Déjà, dans les conférences, MM. les plénipotentiaires de Russie, lors de la discussion de la première garantie relative, selon eux, à la consécration des immunités de la Moldavie, de la Valachie et de la Servie, et, suivant nous, à l'abolition de l'influence abusive exercée par le Cabinet de Saint-Pétersbourg dans ces trois provinces vassales de la Sublime-Porte, avaient paru se méprendre sur la position vraie du débat. M. le comte de Nesselrode développe la même thèse; j'y répondrai par des questions. En quel moment, depuis les dernières guerres, les immunités des Principautés du Danube ont-elles reçu la moindre atteinte de la part de la Puissance suzeraine? A quelle époque le Sultan a-t-il songé à revenir sur aucune des concessions de son prédécesseur? Quand la France, l'Angleterre et l'Autriche ontelles manifesté un autre désir que celui de maintenir, en l'améliorant, le régime d'indépendance administrative qui, on l'a trop oublié, n'était ni en Valachie ni en Moldavie une conquête récente, mais le résultat d'un accord librement conclu, il y a des siècles, et altéré seulement du jour où les hospodars ont commencé, pendant les guerres du XVIII siècle, à compter davantage avec la cour de Russie qu'avec la Sublime-Porte? C'est ainsi que la Moldavie a perdu la moitié du territoire qui lui avait été garantie par les Sultans; c'est ainsi que cette province et la Valachie, au lieu de demeurer ce qu'elles devaient être, une barrière respectée entre l'Empire ottoman et la Russie, ont été, même après le traité d'Andrinople, qui semblait leur reconnaître des droits mieux définis, gouvernées plutôt par des agents du Cabinet de Saint-Pétersbourg que par leurs propres chefs, et qu'en pleine paix, comme si elles n'eussent été qu'un prolongement du sol russe, elles se sont trouvées, à l'improviste, occupées par une armée étrangère.

Voilà, monsieur, les véritables maux dont ont souffert les Principautés du Danube; voilà les dangers qui les menaçaient sans cesse; c'est aux uns et aux autres que la première des quatre garanties avait pour unique objet de mettre un terme. Que l'influence de la Russie au delà du Pruth se soit ou non exercée sous le titre légal de protectorat, la question est ailleurs, et ce serait la faire dégénérer en querelle de mots que de la poser comme le fait M. le comte de Nesselrode.
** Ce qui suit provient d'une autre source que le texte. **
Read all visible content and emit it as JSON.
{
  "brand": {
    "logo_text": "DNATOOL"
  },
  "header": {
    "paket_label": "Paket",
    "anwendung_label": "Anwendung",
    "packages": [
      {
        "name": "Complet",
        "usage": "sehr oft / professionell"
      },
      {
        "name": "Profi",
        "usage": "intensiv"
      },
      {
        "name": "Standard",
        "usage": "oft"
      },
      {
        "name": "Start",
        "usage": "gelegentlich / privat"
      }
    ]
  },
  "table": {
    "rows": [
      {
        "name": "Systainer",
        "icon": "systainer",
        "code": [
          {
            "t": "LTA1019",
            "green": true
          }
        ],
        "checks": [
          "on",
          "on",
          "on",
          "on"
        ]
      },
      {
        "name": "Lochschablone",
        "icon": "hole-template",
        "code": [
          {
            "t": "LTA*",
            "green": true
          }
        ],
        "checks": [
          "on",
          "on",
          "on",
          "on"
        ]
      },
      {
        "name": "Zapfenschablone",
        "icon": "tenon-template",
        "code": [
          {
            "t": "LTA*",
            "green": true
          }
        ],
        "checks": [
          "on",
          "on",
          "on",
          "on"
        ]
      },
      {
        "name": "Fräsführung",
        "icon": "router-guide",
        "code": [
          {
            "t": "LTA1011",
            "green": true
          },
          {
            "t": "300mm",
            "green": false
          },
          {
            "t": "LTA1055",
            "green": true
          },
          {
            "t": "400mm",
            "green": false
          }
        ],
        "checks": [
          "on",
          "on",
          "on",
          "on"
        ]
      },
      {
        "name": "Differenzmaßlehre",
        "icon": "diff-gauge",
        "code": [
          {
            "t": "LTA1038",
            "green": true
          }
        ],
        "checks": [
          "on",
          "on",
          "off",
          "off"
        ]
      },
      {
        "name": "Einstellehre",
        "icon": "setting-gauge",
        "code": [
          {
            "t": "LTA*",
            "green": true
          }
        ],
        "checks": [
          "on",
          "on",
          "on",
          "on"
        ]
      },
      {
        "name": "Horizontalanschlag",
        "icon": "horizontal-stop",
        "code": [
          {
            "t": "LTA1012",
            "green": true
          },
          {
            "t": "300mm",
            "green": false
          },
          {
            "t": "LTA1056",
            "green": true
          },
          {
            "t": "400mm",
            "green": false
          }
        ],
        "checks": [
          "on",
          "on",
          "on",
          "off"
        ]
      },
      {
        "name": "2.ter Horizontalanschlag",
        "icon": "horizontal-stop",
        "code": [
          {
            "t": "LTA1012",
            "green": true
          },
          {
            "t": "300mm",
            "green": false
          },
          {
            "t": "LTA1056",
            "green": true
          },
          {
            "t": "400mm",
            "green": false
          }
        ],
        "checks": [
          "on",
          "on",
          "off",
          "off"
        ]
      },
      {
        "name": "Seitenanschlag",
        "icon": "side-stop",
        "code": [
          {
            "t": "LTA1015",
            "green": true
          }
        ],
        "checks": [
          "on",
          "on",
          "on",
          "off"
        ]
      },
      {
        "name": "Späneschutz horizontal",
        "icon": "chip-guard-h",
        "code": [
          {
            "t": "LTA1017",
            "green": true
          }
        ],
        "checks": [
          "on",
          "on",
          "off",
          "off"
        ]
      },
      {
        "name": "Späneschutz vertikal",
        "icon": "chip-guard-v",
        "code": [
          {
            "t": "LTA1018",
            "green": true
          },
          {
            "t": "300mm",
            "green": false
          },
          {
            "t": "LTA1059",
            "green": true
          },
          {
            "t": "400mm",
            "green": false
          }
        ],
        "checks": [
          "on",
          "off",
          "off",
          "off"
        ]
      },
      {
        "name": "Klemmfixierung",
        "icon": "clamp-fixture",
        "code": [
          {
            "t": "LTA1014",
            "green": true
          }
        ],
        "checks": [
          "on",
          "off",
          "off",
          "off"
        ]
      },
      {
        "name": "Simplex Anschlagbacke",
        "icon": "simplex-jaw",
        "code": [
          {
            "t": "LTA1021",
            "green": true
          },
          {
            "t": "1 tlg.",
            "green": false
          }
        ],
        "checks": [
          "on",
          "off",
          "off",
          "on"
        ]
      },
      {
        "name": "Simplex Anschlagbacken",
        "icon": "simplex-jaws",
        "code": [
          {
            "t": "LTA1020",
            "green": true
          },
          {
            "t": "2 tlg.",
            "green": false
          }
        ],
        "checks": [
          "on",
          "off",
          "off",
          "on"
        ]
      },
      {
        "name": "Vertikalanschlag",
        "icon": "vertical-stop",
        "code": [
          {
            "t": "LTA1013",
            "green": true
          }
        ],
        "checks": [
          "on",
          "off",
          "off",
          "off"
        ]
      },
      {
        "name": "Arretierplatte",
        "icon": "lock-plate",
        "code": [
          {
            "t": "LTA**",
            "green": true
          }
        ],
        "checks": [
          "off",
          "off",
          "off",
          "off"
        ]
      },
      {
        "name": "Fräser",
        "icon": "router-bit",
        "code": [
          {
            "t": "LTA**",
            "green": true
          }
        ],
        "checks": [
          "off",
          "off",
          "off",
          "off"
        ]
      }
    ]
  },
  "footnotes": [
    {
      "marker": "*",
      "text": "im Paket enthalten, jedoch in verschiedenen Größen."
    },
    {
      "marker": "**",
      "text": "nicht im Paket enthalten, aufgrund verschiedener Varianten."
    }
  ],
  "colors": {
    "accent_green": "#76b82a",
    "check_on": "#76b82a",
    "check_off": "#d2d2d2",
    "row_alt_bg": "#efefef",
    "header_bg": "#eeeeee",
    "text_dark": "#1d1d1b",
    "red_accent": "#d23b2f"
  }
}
L'histoire est là pour dire ce que la Moldavie et la Valachie ont gagné à la nature ancienne de leurs rapports avec la Cour de Saint-Pétersbourg, et c'est cet état de choses dont la France, l'Angleterre et l'Autriche ont voulu empêcher le retour.

ration est évidente. Je n'entrerai pas davantage dans des détails. devenus aujourd'hui sans objet. J'aime mieux caractériser les intérêts de l'Europe dans la mer Noire, et examiner ensuite si la double solution proposée par la Russie donne à ces intérêts la satisfaction que notre but est de leur obtenir.

Exclusivement borné par les côtes des deux États voisins, interdit aux autres marines militaires, l'Euxin était devenu comme un champ clos où des adversaires inégaux en force se trouvaient seuls en présence, le plus faible livré à la discrétion du plus puissant. Une forteresse formidable renfermait dans ses citadelles et dans ses rades une armée toujours prête à s'embarquer, une flotte toujours prête à la recevoir et à lever l'ancre. Cet appareil de guerre, inutile pour la défense, n'avait qu'une destination possible. Il constituait une menace permanente contre la capitale de la Turquie, et le mystère impénétrable qui l'entourait accroissait encore un péril dont, au moindre symptôme de crise, s'alarmait l'Europe entière. Contraintes, malgré des efforts que l'histoire appréciera, de recourir à l'emploi des armes, la France et l'Angleterre se doivent à elles-mêmes, elles doivent aussi à l'Europe de ne les déposer que lorsque leur œuvre sera accomplie. Il faut que la paix qu'elles auront conquise soit suivie d'un repos assuré.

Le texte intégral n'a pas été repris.